今日は、ピロリ菌についてお話させていただきます。

 

 正式にはヘリコバクター・ピロリといい、胃酸(食べ物を消化する作用のある強い酸性の胃液)の中でも生息できる細菌です。1983年に発見され、様々な疾患の発生に影響を及ぼしていることで現在も研究されています。一度感染すると持続的に感染し、胃粘膜を傷つけて胃に炎症を起こします。そして慢性胃炎、胃・十二指腸潰瘍、胃MALTリンパ腫(悪性リンパ腫の種類)、 胃がんの原因になることがいわれています。ピロリ菌に感染していても全員が必ず胃に病変ができるわけではありませんが、胃潰瘍の7割、十二指腸潰瘍の9割がピロリ菌感染によって起こるといわれています。また、特発性血小板減少性紫斑病、慢性蕁麻疹、鉄欠乏性貧血、冠動脈疾患などの原因になることも報告されています。日本人の場合、特に40歳以上の方にピロリ菌感染が多いと報告されており、食べ物や飲み物からの経口感染が主な感染経路といわれています。

 

 ピロリ菌に感染しているか検査する方法として、内視鏡を使う方法と内視鏡を使わない方法があります。いずれの方法も感度・特異度が高く、診断には有用です。

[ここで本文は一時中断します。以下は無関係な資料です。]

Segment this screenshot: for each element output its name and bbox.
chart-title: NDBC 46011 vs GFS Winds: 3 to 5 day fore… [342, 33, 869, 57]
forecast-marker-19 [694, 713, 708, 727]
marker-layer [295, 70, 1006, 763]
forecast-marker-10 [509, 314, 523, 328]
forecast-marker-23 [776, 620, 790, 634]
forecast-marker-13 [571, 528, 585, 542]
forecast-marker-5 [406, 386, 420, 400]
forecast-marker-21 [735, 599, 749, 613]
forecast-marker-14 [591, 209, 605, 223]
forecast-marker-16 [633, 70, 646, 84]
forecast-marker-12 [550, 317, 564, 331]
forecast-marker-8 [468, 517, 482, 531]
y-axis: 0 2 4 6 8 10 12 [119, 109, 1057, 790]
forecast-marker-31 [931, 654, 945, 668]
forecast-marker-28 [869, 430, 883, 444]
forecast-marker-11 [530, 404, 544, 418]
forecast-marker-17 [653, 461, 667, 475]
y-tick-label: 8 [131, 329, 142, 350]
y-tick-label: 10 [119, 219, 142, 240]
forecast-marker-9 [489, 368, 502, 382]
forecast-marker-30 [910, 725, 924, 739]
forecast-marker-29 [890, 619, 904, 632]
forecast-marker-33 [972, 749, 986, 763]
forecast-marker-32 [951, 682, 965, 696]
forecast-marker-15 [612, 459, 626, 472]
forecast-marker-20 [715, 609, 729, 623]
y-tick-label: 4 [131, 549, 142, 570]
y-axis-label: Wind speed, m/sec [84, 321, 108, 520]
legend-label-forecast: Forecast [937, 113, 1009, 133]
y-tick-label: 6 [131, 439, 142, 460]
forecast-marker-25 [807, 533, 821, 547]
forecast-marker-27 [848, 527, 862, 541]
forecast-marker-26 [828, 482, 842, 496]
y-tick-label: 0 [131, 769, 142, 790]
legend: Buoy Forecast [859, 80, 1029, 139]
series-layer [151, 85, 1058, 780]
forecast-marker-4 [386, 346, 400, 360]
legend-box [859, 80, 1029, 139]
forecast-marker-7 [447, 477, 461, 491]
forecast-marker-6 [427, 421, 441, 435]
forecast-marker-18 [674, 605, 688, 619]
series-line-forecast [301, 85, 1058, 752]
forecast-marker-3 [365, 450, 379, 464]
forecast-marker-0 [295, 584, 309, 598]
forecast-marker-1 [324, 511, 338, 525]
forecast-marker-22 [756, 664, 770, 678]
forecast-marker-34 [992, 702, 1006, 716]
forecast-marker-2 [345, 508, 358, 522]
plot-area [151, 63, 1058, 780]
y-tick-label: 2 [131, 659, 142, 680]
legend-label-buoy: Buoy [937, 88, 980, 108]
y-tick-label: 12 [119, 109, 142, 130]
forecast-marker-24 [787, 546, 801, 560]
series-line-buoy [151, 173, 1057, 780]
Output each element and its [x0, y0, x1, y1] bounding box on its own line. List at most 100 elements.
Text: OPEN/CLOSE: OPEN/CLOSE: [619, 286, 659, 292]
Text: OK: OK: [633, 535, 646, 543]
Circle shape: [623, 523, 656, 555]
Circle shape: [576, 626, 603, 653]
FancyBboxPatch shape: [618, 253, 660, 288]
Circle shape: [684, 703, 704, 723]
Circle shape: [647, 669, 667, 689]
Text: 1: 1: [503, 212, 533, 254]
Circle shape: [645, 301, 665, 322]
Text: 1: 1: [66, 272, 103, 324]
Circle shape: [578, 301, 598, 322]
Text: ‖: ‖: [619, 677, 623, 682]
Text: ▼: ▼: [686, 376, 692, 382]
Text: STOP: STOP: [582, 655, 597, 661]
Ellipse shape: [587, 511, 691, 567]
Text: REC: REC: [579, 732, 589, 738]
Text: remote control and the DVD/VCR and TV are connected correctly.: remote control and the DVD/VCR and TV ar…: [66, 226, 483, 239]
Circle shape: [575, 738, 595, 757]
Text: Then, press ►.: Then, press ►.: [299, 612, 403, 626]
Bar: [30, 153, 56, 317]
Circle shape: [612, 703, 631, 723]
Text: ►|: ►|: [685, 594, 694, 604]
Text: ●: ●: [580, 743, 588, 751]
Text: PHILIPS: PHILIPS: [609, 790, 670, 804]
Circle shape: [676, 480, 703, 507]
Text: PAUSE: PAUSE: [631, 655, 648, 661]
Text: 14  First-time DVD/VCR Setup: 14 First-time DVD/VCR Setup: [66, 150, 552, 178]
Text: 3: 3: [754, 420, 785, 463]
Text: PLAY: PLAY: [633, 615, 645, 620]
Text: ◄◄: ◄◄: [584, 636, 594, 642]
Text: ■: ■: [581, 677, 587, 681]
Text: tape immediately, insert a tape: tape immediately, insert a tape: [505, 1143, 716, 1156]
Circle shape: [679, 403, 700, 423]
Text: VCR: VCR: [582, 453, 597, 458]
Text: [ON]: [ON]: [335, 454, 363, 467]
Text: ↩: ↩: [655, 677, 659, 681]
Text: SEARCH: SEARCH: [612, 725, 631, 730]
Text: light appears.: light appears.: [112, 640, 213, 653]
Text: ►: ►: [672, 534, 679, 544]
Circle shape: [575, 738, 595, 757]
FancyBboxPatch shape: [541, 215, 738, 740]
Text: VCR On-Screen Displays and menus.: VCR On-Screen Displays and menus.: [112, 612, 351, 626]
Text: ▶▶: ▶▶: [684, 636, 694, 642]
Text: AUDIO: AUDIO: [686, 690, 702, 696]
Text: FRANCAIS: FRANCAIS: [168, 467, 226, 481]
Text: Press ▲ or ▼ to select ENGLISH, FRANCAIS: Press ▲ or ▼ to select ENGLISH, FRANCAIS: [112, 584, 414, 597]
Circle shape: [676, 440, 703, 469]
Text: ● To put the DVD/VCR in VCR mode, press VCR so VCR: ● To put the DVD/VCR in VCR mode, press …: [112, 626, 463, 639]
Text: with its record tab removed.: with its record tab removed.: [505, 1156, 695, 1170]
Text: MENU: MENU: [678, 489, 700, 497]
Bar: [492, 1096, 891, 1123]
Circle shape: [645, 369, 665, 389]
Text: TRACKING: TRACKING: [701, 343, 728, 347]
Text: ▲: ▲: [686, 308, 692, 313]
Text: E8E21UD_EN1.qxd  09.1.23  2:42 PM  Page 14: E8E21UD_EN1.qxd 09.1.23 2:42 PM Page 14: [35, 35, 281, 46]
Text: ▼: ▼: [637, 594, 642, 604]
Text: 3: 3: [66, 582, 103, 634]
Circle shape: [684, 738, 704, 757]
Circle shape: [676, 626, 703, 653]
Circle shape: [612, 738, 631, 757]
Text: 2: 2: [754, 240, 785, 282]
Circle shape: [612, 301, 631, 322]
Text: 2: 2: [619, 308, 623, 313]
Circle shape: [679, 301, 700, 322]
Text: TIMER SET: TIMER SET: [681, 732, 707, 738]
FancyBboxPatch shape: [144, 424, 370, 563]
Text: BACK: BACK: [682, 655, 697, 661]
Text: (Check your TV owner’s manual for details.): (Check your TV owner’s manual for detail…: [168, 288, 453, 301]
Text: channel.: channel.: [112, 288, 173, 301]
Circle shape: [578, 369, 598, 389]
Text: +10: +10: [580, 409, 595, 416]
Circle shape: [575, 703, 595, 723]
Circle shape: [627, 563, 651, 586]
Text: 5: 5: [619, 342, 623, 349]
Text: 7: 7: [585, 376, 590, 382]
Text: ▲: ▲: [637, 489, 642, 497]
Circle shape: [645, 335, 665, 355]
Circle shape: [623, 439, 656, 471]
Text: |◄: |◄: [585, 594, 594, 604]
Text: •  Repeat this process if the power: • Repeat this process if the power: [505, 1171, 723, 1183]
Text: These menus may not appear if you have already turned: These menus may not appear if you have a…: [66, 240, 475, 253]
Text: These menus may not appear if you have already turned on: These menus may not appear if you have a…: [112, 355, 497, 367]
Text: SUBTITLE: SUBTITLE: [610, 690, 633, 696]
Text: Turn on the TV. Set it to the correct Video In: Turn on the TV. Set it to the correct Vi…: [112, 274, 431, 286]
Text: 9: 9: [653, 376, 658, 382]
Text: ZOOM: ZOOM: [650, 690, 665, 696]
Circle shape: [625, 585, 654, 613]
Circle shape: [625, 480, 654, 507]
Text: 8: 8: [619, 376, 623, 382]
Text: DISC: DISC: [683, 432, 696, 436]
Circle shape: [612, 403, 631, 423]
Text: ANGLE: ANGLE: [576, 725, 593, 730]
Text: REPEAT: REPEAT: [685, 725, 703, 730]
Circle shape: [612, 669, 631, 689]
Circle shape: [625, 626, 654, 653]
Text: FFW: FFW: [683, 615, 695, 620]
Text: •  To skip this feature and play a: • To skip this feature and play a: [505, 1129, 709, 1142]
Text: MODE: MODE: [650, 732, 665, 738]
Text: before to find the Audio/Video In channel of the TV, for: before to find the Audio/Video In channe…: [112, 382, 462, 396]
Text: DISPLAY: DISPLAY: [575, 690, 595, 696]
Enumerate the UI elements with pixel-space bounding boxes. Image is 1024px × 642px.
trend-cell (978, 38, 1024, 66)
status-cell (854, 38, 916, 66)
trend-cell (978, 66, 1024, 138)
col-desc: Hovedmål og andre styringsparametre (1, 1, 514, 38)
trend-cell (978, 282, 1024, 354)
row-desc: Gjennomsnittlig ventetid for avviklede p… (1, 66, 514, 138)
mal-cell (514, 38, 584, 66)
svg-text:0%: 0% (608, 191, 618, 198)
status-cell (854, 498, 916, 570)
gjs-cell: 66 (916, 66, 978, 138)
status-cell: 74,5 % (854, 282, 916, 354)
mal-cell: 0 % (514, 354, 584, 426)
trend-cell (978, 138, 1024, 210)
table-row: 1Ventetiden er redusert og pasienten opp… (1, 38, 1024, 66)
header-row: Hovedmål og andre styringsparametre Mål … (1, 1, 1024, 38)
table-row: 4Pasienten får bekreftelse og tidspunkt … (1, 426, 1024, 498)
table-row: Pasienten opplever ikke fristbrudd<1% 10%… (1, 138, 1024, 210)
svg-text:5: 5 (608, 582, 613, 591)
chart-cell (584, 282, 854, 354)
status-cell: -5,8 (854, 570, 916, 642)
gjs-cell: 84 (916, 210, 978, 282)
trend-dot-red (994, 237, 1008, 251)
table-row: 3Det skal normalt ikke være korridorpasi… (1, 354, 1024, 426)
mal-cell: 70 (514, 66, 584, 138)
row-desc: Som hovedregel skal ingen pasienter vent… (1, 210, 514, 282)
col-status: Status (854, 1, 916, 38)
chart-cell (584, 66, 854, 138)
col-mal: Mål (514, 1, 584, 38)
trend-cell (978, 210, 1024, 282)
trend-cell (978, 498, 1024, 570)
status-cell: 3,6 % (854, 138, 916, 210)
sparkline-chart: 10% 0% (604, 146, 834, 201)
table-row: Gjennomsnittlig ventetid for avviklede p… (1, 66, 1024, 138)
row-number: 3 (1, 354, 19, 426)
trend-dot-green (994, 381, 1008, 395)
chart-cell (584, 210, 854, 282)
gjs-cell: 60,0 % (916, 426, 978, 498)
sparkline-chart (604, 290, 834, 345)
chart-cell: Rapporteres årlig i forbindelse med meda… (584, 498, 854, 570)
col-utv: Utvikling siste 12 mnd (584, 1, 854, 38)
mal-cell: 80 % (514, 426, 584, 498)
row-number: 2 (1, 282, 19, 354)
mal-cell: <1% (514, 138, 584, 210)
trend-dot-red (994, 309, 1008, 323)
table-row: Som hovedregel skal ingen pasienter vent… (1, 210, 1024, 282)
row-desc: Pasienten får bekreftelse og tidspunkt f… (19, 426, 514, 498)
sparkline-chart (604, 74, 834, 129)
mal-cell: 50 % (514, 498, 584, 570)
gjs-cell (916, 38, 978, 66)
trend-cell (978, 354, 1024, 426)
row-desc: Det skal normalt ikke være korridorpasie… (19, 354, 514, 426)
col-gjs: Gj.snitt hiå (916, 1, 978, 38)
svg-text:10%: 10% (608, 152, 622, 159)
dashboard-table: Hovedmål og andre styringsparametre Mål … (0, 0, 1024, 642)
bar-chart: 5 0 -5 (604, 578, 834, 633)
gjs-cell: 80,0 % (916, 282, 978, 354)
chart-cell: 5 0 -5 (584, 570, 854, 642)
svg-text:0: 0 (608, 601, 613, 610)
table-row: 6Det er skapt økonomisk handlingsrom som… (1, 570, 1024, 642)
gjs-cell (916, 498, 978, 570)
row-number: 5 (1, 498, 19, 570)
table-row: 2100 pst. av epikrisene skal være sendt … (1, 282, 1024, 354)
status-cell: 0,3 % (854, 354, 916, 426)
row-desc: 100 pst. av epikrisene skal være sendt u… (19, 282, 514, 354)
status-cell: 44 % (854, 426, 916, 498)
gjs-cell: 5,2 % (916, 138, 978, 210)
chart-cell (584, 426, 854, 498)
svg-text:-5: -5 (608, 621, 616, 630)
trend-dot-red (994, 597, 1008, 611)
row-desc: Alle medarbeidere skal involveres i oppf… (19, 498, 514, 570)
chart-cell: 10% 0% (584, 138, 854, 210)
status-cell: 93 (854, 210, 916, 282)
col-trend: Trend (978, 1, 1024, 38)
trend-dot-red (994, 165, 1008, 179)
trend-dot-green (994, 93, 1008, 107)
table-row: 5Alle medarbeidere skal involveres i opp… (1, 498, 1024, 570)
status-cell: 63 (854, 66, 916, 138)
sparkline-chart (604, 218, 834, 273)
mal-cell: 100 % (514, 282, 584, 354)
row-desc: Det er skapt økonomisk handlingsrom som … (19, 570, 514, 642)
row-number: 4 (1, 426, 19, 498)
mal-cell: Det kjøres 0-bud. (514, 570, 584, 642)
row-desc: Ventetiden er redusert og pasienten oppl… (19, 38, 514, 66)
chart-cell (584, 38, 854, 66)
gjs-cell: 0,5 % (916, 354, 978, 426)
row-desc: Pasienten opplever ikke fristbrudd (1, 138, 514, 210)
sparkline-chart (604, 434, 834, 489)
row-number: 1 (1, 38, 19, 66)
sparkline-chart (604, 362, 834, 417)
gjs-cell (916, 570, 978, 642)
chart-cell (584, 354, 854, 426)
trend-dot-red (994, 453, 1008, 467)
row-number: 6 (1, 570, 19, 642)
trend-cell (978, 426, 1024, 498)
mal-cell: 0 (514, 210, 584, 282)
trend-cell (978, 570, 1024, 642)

もし胃痛・胃もたれなどの胃症状がある場合は内視鏡検査にて胃粘膜自体も調べ、胃潰瘍・胃がんの有無を把握するほうがいいかもしれません。しかし、内視鏡を行わない検査でもピロリ菌の診断性は非常に高いので、胃や十二指腸潰瘍の経験のある方、再発をくりかえす方、胃がん家系でご心配な方は、検査を受けることをおすすめします。

 

 ピロリ菌と診断された場合は、除菌治療を行います。2種類の抗生物質と胃酸の分泌を抑える胃薬(プロトンポンプ阻害剤)を1週間内服します。約1~2ヵ月後に、もう一度ピロリ菌の有無を再検査し評価します。除菌の成功率は7割~9割といわれております。失敗した場合は再度除菌を行い、場合によっては抗生物質の種類を変えてみます。除菌成功後の再発率は2~3%と低いといわれています。食品によるピロリ菌の抑制も研究されており、最近ではブロッコリースプラウトが有効だという報告もされております。

 

 日本人における胃がんの発症率は欧米に比して圧倒的に高く、これはピロリ菌の感染率と相関があるという研究者もいます。将来のリスク軽減を図るために今のうちに除菌しておくのも一考だと思われます。